Application security programs and practises

Oracle is shunting OpenOffice onto the Apache Software Foundation, sidelining the original OpenOffice community that forked off the project as LibreOffice last year.

On Wednesday, Oracle said that its contribution demonstrates Oracle's commitment to the developer and open source communities. "Donating OpenOffice.org to Apache gives this popular consumer software a mature, open, and well established infrastructure to continue well into the future," the vice president of Oracle's corporate architecture group, Luke Kowalski, said in a statement. And the move was immediately welcomed by both Apache and IBM, one of OpenOffice's biggest beneficiaries through its use of Open Document Format (ODF).

But the move cuts off the coders who, in September 2010, unhappy with Oracle's treatment of the project, created LibreOffice under the aegis of The Document Foundation. At the time, Novell, Red Hat, Canonical, the Open Source Initiative, the Free Software Foundation (FSF), and Google backed LibreOffice and The Foundation.

Further, as Oracle was congratulating itself for being a good friend to developers and open source projects, The Document Foundation told The Register that in moving OpenOffice to Apache, Oracle rejected the Foundation's advice on the future of OpenOffice.

The Document Foundation tells us that Oracle approached the group for suggestions on OpenOffice, which it duly offered. Namely, the Foundation said that Oracle should put OpenOffice code under a Mozilla Public License/Lesser General Public License version 3 dual license and transfer the OpenOffice domain and trademark to the Foundation.

Instead, Oracle moved the code to the venerable Apache, father to such projects as the Apache Server, and it seems that Oracle will retain the OpenOffice trademark. Oracle's announcement only discussed the code.

Fork you for forking

LibreOffice is a fork of OpenOffice formed by core OpenOffice community members.
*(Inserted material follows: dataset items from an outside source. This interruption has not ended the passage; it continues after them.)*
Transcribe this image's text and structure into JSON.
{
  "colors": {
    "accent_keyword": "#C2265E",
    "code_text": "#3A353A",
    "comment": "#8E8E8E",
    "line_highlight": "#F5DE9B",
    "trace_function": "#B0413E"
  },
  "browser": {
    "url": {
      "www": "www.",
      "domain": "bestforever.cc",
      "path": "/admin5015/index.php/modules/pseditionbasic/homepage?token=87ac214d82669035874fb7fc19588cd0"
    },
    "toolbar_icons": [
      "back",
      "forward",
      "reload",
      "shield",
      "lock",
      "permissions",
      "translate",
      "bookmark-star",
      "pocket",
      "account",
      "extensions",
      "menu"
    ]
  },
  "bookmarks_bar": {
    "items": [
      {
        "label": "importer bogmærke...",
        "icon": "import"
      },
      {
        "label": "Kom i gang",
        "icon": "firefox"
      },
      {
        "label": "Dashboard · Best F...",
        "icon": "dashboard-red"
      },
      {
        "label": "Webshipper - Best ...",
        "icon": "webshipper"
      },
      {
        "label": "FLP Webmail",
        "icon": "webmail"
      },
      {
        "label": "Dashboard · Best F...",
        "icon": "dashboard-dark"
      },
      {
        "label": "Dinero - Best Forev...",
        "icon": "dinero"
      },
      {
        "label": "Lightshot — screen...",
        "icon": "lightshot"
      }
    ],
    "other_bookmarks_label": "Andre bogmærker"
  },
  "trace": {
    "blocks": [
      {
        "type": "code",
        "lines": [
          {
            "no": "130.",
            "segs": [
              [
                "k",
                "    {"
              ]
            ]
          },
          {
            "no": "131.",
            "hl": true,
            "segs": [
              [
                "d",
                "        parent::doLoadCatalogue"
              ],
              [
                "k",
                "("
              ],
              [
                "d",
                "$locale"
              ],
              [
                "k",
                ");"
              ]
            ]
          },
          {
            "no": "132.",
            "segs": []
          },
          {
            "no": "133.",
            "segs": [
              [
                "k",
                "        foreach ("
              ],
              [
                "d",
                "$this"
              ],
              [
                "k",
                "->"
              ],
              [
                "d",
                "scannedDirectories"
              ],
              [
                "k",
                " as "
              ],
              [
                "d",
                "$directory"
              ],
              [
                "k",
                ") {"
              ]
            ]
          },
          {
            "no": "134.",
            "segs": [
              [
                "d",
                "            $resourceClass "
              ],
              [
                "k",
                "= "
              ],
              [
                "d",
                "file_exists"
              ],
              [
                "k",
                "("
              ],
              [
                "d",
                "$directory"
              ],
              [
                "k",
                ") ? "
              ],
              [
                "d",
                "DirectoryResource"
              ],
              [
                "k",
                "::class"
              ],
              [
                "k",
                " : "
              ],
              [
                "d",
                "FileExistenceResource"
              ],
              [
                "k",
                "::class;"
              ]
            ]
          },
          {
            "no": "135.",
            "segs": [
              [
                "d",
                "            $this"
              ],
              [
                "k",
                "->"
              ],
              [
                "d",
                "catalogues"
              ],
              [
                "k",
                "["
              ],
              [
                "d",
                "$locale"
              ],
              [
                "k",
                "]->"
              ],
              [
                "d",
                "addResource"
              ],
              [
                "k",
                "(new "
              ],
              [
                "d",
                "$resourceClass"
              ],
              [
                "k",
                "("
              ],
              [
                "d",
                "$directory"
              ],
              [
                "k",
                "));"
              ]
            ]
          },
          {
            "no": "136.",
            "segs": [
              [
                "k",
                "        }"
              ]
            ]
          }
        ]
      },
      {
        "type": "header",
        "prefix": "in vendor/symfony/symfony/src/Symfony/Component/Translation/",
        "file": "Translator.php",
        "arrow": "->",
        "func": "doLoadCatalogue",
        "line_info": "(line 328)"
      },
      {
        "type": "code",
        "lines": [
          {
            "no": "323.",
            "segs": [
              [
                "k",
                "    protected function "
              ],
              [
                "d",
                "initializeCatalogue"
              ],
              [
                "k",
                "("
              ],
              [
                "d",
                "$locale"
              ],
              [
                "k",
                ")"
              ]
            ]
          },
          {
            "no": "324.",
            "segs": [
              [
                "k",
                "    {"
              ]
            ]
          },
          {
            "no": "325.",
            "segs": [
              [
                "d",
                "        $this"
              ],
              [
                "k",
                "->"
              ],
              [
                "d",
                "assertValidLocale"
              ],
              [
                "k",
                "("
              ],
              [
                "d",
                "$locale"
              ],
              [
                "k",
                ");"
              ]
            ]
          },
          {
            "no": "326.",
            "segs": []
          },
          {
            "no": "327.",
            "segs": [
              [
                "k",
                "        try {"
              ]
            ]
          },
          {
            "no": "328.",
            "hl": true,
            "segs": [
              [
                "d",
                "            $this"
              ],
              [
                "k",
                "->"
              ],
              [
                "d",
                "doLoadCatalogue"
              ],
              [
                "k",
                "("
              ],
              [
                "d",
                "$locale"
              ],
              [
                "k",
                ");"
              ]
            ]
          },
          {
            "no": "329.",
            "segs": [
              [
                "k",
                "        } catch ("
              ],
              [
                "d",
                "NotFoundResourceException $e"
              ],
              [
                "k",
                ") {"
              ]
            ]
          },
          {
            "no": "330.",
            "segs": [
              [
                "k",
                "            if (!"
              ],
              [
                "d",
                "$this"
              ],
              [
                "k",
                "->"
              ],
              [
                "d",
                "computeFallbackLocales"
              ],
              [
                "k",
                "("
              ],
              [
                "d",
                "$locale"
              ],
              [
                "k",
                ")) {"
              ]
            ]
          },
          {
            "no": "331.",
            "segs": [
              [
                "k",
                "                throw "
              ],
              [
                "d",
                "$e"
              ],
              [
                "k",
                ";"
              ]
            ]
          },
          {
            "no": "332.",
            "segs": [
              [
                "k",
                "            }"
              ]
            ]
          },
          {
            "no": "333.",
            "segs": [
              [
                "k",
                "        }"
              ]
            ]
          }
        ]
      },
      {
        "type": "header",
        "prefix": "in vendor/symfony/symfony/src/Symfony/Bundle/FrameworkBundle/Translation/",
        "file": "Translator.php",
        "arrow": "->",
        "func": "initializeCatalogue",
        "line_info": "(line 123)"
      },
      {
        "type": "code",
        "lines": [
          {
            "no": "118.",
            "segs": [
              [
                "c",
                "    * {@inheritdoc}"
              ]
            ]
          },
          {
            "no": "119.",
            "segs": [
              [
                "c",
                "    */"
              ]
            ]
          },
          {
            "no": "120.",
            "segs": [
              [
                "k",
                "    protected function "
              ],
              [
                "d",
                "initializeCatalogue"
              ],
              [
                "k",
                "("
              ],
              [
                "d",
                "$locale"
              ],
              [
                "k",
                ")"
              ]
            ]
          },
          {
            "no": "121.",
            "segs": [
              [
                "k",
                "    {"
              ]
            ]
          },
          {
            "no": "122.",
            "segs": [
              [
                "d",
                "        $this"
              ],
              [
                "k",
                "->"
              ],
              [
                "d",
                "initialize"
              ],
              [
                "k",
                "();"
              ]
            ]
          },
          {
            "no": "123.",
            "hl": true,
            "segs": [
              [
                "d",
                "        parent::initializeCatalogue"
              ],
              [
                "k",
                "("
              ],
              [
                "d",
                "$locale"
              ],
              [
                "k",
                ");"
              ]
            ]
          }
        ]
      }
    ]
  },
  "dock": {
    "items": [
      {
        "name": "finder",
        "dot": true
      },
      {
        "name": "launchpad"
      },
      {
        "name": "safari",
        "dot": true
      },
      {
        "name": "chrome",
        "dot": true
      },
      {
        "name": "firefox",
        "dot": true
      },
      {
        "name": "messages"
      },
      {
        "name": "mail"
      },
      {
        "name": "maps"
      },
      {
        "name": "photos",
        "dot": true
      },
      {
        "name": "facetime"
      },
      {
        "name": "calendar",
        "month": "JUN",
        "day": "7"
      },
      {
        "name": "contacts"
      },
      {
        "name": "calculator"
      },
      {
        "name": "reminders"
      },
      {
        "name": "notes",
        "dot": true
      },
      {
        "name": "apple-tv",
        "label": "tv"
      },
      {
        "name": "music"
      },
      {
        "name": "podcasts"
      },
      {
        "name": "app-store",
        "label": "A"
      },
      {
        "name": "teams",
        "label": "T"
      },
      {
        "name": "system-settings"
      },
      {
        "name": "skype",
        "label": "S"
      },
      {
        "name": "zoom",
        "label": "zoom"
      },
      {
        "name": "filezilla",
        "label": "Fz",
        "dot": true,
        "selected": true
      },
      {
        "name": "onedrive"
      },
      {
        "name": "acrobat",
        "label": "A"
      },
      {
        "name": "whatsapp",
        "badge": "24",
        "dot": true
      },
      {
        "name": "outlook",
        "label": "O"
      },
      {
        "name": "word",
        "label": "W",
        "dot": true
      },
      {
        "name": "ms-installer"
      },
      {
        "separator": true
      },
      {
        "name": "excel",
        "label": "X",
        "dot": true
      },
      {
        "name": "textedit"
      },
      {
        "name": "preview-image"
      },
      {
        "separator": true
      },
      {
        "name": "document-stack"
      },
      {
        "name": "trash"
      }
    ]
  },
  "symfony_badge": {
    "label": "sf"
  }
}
They created the project – and The Document Foundation – out of their frustration with Oracle's unwillingness to relinquish control of the project, which the database giant inherited as part of its purchase of Sun Microsystems.

OpenOffice joins Apache as an incubator project. It must mature and prove its viability and sustainability before graduating to full project status. The code will be licensed under the Apache Software License. Previously, OpenOffice code has been licensed under the GPL, LGPLv3 and MPL.

The GPL, LGPL, and MPL are copyleft licenses, meaning that if you modify and reuse code in certain situations, you must give it back to the community. But Apache is non-copy-left, meaning you can modify and reuse code without giving back.